Parameter = Default value	Remarks
`algorithm`	has to be specified by the user; see `solve`
`rtol = 1e-3`	relative tolerance for the optimization algorithm
`atol = 0.0`	absolute tolerance for the optimization algorithm
`maximum iterations = 100`	maximum iterations for the optimization algorithm
`gradient_method = direct`	specifies the solver for computing the gradient, can be either `gradient_method = direct` or `gradient_method = iterative`
`gradient_tol = 1e-9`	the relative tolerance in case an iterative solver is used to compute the gradient.
`soft_exit = False`	if `soft_exit = True`, the optimization algorithm does not raise an exception if it did not converge

[LineSearch]#

Parameter = Default value	Remarks
`method = armio`	`method = armijo` is a simple backtracking line search, whereas `method = polynomial` uses polynomial models to compute trial stepsizes.
`initial_stepsize = 1.0`	initial stepsize for the first iteration in the Armijo rule
`epsilon_armijo = 1e-4`
`beta_armijo = 2.0`
`safeguard_stepsize = True`	De(-activates) a safeguard against poor scaling
`polynomial_model = cubic`	This specifies, whether a cubic or quadratic model is used for computing trial stepsizes
`factor_high = 0.5`	Safeguard for stepsize, upper bound
`factor_low = 0.1`	Safeguard for stepsize, lower bound
`fail_if_not_converged = False`	if this is `True`, then the line search fails if the state system can not be solved at the new iterate

[AlgoLBFGS]#

Parameter = Default value	Remarks
`bfgs_memory_size = 5`	memory size of the L-BFGS method
`use_bfgs_scaling = True`	if `use_bfgs_scaling = True`, uses a scaled identity mapping as initial guess for the inverse Hessian
`bfgs_periodic_restart = 0`	specifies, after how many iterations the method is restarted.
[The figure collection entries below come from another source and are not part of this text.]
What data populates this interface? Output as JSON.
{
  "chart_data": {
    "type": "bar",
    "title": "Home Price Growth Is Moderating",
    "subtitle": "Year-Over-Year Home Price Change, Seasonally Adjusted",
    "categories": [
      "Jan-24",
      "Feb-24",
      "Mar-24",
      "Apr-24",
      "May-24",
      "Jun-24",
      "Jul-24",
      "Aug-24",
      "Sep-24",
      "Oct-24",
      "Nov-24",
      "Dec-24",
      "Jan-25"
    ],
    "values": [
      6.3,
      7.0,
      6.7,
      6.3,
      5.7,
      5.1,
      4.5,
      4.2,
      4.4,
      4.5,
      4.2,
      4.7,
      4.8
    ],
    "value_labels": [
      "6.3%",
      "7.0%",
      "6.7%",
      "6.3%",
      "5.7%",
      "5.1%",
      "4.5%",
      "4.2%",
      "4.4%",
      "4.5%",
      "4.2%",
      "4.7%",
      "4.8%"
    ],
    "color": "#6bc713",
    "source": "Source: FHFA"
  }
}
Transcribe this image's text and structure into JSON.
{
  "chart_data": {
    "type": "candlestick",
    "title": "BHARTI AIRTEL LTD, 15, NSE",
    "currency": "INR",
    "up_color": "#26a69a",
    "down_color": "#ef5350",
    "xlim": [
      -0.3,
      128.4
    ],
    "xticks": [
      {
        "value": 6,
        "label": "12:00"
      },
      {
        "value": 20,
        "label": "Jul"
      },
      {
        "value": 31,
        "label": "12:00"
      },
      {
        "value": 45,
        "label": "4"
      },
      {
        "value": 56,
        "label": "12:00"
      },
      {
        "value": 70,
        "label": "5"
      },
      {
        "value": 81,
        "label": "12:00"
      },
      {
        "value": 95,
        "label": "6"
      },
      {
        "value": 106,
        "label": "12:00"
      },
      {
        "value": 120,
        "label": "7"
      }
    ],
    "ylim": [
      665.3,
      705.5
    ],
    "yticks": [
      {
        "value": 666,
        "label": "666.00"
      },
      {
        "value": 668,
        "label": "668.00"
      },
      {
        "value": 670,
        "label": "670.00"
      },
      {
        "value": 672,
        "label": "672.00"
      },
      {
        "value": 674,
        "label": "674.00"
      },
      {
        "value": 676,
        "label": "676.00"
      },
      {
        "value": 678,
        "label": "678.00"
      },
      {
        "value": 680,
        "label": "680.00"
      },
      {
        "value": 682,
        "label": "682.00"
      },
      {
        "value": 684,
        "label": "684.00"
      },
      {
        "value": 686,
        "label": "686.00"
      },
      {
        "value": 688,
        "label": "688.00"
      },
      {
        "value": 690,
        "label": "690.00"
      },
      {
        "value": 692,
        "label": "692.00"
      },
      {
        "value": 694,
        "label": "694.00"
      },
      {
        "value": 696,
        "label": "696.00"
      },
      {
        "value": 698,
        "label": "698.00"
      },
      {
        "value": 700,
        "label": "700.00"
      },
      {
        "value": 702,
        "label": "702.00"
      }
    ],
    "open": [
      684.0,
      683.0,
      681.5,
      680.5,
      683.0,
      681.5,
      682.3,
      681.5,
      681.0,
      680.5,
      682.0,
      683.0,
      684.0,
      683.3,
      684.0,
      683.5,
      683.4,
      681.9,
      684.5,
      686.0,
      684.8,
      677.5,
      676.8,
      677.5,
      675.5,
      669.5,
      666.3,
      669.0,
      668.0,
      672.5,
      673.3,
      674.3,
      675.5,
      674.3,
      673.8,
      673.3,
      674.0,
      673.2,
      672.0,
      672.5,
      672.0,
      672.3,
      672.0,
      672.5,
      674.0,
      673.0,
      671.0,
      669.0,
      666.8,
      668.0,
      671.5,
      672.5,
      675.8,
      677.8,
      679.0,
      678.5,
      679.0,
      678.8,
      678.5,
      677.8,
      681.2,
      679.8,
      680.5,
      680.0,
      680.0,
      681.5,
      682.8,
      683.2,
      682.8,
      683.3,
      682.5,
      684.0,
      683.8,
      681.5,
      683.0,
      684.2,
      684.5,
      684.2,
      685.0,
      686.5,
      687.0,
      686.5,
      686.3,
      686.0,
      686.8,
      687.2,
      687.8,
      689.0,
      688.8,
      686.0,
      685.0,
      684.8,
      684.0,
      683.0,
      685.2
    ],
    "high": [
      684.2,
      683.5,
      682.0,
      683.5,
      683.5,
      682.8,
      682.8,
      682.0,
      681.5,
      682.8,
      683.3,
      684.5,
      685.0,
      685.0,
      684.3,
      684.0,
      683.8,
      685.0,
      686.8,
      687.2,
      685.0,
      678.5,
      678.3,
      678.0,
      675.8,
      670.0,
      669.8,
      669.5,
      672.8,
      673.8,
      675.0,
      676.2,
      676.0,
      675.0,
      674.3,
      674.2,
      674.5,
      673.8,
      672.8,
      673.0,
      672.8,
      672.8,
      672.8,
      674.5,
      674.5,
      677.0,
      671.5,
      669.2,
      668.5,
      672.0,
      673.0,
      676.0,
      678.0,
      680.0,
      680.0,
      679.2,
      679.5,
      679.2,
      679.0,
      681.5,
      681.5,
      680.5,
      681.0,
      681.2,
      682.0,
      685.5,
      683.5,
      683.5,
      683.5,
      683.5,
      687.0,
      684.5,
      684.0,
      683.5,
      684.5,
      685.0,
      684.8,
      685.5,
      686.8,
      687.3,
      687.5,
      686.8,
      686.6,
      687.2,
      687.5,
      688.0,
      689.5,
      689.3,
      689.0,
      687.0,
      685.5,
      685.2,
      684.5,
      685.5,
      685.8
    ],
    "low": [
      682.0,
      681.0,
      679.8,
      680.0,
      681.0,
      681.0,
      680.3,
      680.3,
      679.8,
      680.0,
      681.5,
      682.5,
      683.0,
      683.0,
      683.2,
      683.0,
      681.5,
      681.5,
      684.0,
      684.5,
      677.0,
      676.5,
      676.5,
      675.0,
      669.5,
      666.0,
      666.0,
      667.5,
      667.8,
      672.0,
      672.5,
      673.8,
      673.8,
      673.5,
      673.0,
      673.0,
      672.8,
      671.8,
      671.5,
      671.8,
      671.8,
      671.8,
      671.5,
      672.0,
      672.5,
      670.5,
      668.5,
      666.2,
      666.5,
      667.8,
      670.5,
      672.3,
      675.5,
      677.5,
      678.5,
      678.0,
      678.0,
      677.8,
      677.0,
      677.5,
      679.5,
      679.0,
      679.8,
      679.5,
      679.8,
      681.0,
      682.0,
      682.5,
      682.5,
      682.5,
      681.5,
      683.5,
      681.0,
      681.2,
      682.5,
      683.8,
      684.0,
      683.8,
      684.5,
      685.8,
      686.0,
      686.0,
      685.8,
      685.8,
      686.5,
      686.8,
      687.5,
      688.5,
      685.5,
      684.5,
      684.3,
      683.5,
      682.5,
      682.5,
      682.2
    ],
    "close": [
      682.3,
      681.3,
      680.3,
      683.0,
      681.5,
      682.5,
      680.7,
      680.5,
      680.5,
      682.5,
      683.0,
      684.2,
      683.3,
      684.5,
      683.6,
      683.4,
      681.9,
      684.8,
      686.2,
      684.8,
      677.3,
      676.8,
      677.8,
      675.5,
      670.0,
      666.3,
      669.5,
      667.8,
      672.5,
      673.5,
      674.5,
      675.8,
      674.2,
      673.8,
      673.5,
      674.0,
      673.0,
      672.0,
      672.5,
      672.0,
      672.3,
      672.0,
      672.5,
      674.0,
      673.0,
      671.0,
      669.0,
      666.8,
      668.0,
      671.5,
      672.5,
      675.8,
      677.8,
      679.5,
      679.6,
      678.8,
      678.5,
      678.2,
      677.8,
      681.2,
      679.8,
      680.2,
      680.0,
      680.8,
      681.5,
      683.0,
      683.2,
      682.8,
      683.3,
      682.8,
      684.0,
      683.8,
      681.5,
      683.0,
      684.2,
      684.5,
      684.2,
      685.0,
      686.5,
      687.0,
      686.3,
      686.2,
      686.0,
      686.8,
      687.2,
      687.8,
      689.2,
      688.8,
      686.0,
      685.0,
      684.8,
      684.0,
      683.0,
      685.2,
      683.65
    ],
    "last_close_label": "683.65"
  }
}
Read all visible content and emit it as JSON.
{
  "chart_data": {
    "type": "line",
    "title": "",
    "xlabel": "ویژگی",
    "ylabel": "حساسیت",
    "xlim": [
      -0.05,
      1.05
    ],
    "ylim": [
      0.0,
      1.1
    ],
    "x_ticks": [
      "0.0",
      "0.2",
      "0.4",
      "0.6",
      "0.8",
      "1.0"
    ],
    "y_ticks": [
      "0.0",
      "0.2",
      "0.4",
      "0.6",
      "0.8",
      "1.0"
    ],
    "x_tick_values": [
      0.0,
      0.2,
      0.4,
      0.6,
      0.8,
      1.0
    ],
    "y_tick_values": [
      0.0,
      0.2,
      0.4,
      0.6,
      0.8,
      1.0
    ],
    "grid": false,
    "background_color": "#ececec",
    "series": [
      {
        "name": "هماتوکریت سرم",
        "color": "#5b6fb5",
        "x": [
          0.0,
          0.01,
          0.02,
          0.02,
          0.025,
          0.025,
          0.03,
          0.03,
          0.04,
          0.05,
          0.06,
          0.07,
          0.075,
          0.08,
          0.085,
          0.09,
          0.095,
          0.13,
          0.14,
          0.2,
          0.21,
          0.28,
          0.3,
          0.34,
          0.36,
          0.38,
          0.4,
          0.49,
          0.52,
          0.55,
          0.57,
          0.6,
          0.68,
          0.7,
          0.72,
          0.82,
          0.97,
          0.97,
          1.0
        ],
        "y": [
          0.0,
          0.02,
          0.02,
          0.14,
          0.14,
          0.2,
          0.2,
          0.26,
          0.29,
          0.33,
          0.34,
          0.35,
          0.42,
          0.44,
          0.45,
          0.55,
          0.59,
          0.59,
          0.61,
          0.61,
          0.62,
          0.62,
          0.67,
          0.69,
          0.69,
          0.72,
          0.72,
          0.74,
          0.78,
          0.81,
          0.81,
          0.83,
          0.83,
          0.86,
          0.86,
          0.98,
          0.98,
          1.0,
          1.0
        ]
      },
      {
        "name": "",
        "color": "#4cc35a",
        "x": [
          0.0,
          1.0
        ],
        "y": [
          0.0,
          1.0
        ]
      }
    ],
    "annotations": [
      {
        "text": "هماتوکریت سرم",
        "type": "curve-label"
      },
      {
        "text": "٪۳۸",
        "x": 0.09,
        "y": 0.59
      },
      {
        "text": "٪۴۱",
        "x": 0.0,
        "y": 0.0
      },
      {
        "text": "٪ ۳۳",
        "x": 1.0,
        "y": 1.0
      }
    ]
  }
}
If this is 0, no restarting is done.
`damped = False`	specifies whether damping for the BFGS method should be used to enforce the curvature condition and prevent restarting

[AlgoCG]#

Parameter = Default value	Remarks
`cg_method = FR`	specifies which nonlinear CG method is used
`cg_periodic_restart = False`	if `cg_periodic_restart = True`, enables periodic restart of NCG method
`cg_periodic_its = 10`	specifies, after how many iterations the NCG method is restarted, if applicable
`cg_relative_restart = False`	if `cg_relative_restart = True`, enables restart of NCG method based on a relative criterion
`cg_restart_tol = 0.25`	the tolerance of the relative restart criterion, if applicable

[AlgoTNM]#

Parameter = Default value	Remarks
`inner_newton = cr`	inner iterative solver for the truncated Newton method
`inner_newton_rtol = 1e-15`	relative tolerance for the inner iterative solver
`inner_newton_atol = 0.0`	absolute tolerance for the inner iterative solver
`max_it_inner_newton = 50`	maximum iterations for the inner iterative solver

[Output]#

Parameter = Default value	Remarks
`verbose = True`	if `verbose = True`, the history of the optimization is printed to the console
`save_results = True`	if `save_results = True`, the history of the optimization is saved to a .json file
`save_txt = True`	if `save_txt = True`, the history of the optimization is saved to a human readable .txt file
`save_state = False`	if `save_state = True`, the history of the state variables over the optimization is saved in .xdmf files
`save_adjoint = False`	if `save_adjoint = True`, the history of the adjoint variables over the optimization is saved in .xdmf files
`save_gradient = False`	if `save_gradient = True`, the history of the gradient(s) over the optimization is saved in .xdmf files
`result_dir = ./`	path to the directory, where the output should be placed
`precision = 3`	number of significant digits to be printed
`time_suffix = False`	Boolean flag, which adds a suffix to `result_dir` based on the current time

This concludes the documentation of the config files for optimal control problems. For the corresponding documentation for shape optimization problems, see Documentation of the Config Files for Shape Optimization Problems.